A chart presented at the meeting shows that the total cost of benefits per employee is expected to rise just $5 to $14,012 this year. But the amount paid by employees is forecast to rise $329 to $1,992. Paycheck contributions would rise $50 to $1,077.
The benefits council dug into the numbers at another meeting in April, and things got tense. After presenting data showing that OHSU contributes more to employee benefits than most companies its size, executives from human resources rolled out options for keeping the cost of benefits from growing more than 8%. They included higher deductibles and higher co-pays for drugs and for visits to doctors’ offices and emergency rooms.
The benefit cuts are galling because OHSU is in the health care business, says Jennie Olson, president of the American Federation of State, County and Municipal Employees Local 328. “OHSU is the premier health care provider in the state, and they should be covering their employee insurance.”
Among other things, the university is incentivizing employees to get care in-house by making copays and deductibles lower there than at outside providers. In the industry, that’s called “domestic steerage.” But care is constrained at OHSU, and people have trouble getting appointments, according to a number of employees, a situation that could get worse with layoffs.
“As with most employers, OHSU is seeing significant increases in the cost of the benefits it offers its employees,” spokeswoman Sara Hottman said in an email.
To stick with the 8% increase it’s aiming for, OHSU would need to find $12 million in savings in the benefits year that starts Jan. 1, figures provided by Hottman show.
Concern about cuts roiled an open house on benefits conducted online June 3, according to a transcript of the chat from the meeting. Participants asked how OHSU could pay for bonuses for non-union employees, give Jacobs a bump for his retirement, and sign a billion-dollar deal to merge with Legacy, but couldn’t afford to maintain benefits for rank-and-file workers.
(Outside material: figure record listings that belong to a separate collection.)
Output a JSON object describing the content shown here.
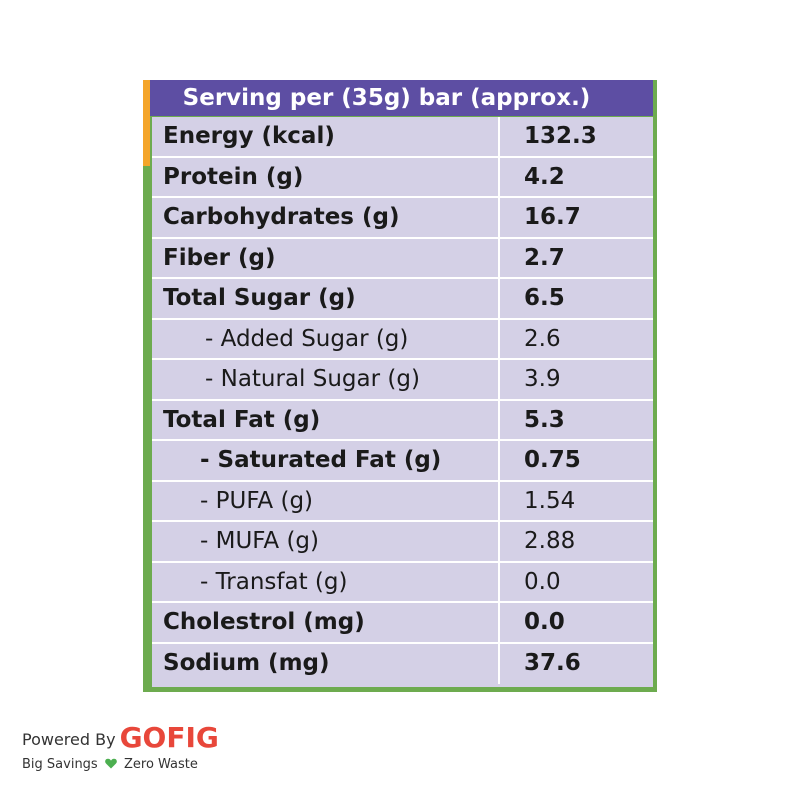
{
  "panel": {
    "header": "Serving per (35g) bar (approx.)",
    "colors": {
      "header_bg": "#5d4ea3",
      "frame": "#6dab4f",
      "accent": "#f4a52a",
      "table_bg": "#d4d0e6"
    },
    "rows": [
      {
        "label": "Energy (kcal)",
        "value": "132.3"
      },
      {
        "label": "Protein (g)",
        "value": "4.2"
      },
      {
        "label": "Carbohydrates (g)",
        "value": "16.7"
      },
      {
        "label": "Fiber (g)",
        "value": "2.7"
      },
      {
        "label": "Total Sugar (g)",
        "value": "6.5"
      },
      {
        "label": "- Added Sugar (g)",
        "value": "2.6"
      },
      {
        "label": "- Natural Sugar (g)",
        "value": "3.9"
      },
      {
        "label": "Total Fat (g)",
        "value": "5.3"
      },
      {
        "label": "- Saturated Fat (g)",
        "value": "0.75"
      },
      {
        "label": "- PUFA (g)",
        "value": "1.54"
      },
      {
        "label": "- MUFA (g)",
        "value": "2.88"
      },
      {
        "label": "- Transfat (g)",
        "value": "0.0"
      },
      {
        "label": "Cholestrol (mg)",
        "value": "0.0"
      },
      {
        "label": "Sodium (mg)",
        "value": "37.6"
      }
    ]
  },
  "footer": {
    "powered_by": "Powered By",
    "brand": "GOFIG",
    "tagline_left": "Big Savings",
    "tagline_right": "Zero Waste",
    "heart_icon": "heart-icon",
    "brand_color": "#e8473a",
    "heart_color": "#4caf50"
  }
}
“To HR and Dr. Jacobs: if you can’t afford to maintain the benefits our your current employees, then you can’t afford to buy Legacy,” wrote one person in the chat.
“My friend has better benefits working for a gas station,” said another.
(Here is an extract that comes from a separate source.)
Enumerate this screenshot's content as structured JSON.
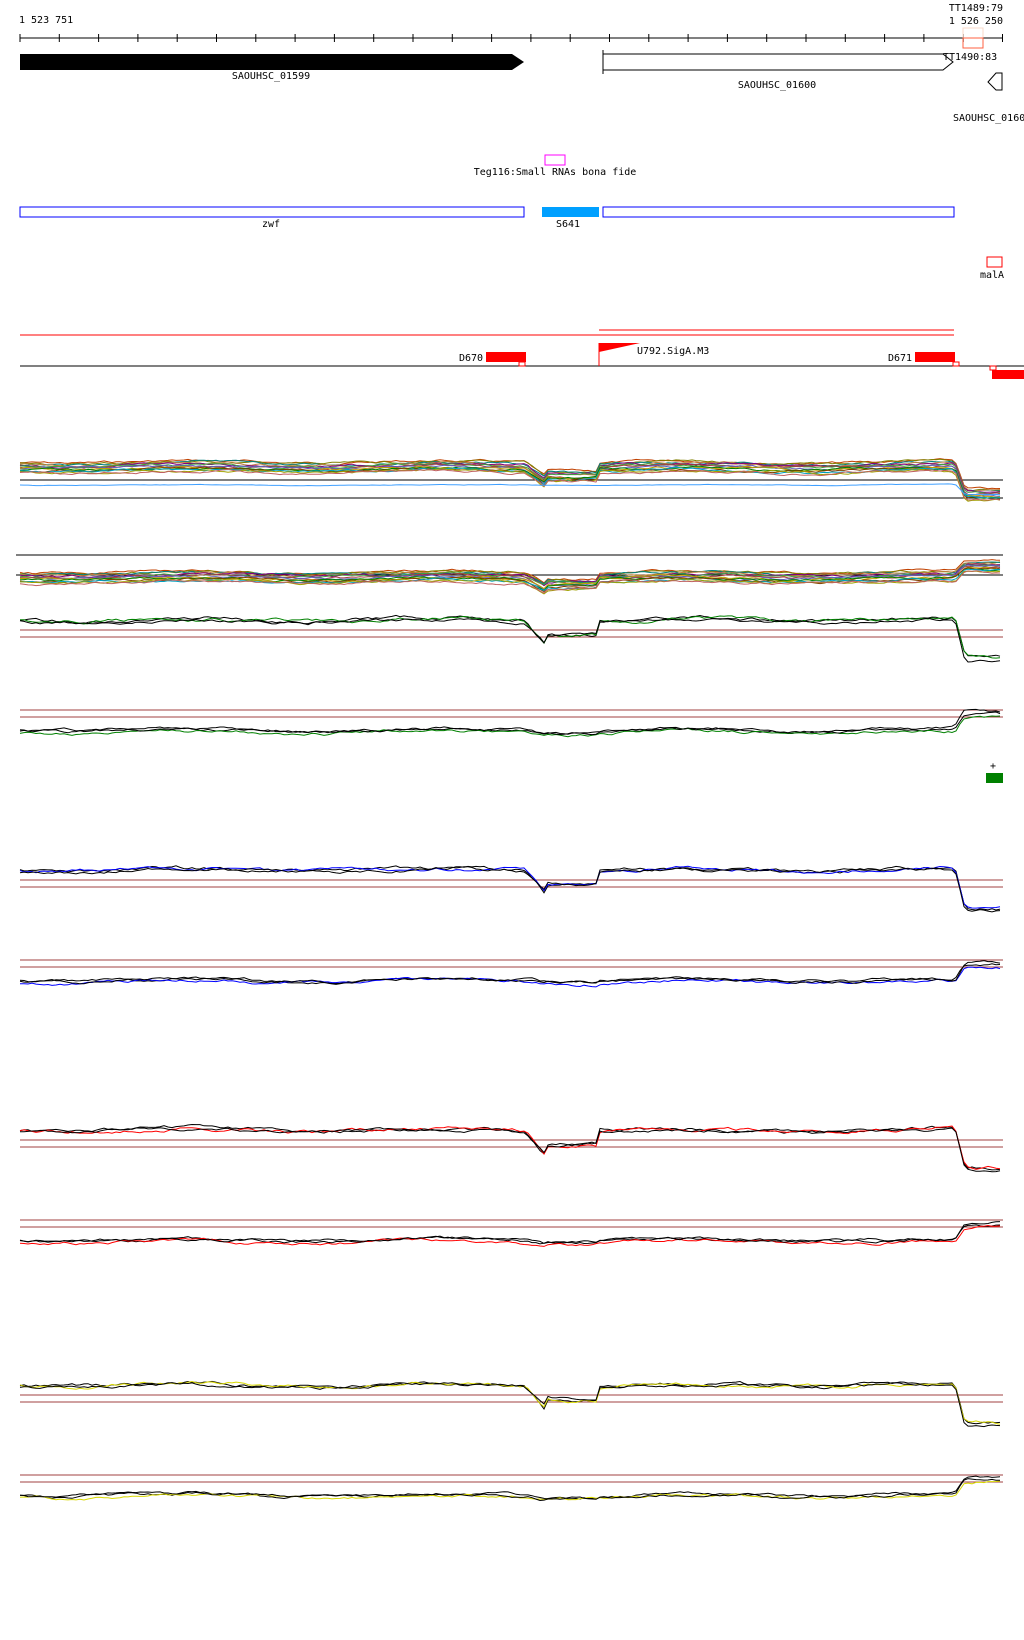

“The wait time on care is really bad,” wrote yet another. “I was convulsing and bedridden and had to wait 9 months to see a neurologist.”
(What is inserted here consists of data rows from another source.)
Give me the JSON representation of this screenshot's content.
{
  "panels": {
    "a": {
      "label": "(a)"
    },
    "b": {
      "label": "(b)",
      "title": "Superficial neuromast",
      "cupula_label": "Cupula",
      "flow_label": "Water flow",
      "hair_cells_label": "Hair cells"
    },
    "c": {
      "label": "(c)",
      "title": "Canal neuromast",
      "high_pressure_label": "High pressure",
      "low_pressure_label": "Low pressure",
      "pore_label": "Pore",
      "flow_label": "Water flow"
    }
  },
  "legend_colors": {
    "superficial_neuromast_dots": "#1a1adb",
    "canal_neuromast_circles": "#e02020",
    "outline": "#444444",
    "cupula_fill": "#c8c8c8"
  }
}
Complaints turned to snark when the subject was “Pulse Cash”: credits that employees can earn for doing healthy things like meditating, exercising and tracking blood pressure and weight. The credits can be used to purchase yoga mats and other stuff. The system was started by Virgin Group, the same company that runs the airline. It’s called Personify Health after a merger in February.
“I’ll give my Pulse Cash to my son so he can use it for Fortnite,” one person said in the chat. Another asked about the conversion rate to Schrute Bucks, the tokens cooked up by Dwight Schrute on The Office, to motivate employees.
“We don’t need a gamified system to be healthy,” wrote another participant. “We need affordable access to the healthcare system we run.”
Without that, OHSU is likely to face a long summer of discontent as it struggles to balance its books, manage layoffs, merge with Legacy, and retain the people it wants to keep.
AFSCME started a petition demanding that management keep out-of-pocket costs steady, expand benefits for fertility, cover new weight-loss drugs, and “prioritize employee benefits over executive compensation and bonuses.”
It has almost 3,000 signatures so far. The union plans to present it to the OHSU board at its meeting on June 28.